Ahmad Ibn Fadlan was a real person. He went up the Volga to meet the new king of Volga Bulgaria, and along the way he met himself some Vikings. The cool part is he took some notes. I put a little quote from his journal in the scene, but a lot of it is inspired by what he wrote. The Kibsu ends up marrying Igor of Kiev, son of Oleg of Novgorod. The Varangians, a.k.a. Vikings, ruled over a massive part of Europe and Asia at the time. The Kievan Rus’ empire, as it was called, was based in Kiev, and we have Igor’s dad to thank for that. Olga of Kiev, Igor’s wife, was also a real person, and she was not someone you wanted to mess with. We don’t know much about her, but the story about burying people alive, killing thousands, and burning a town with pigeons to avenge her husband is a real thing.

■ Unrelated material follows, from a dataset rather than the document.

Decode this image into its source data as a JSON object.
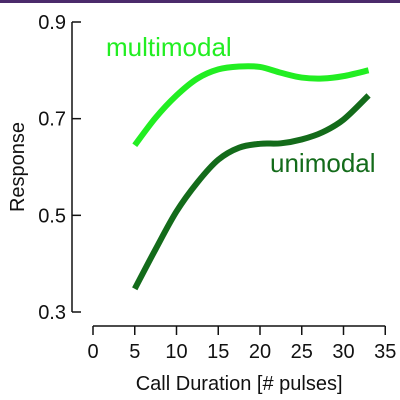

We go back another eighteen hundred years to meet the Seven in the third entr’acte. She—her name is Varkida—joins a group of horse-riding warriors before being banished and starting her own all-woman tribe, which you might have recognized as the legendary Amazons. Varkida is the name of an Amazon (BAPKIΔA) appearing on a sixth-century red-figure amphora (it means “princess,” likely from Proto-Indo-European *wel-, as in English “weal[th]”).[18] Legend aside, there is significant evidence that the Amazons were actually Scythian warriors (sometimes called Saka). The Scythians were badass. They were nomadic tribespeople, incredible horse riders, and absolutely deadly with a bow. And yes, some of them were women. Just google “Scythians”; the connection to the Amazons is cool enough that thousands of people have written about it.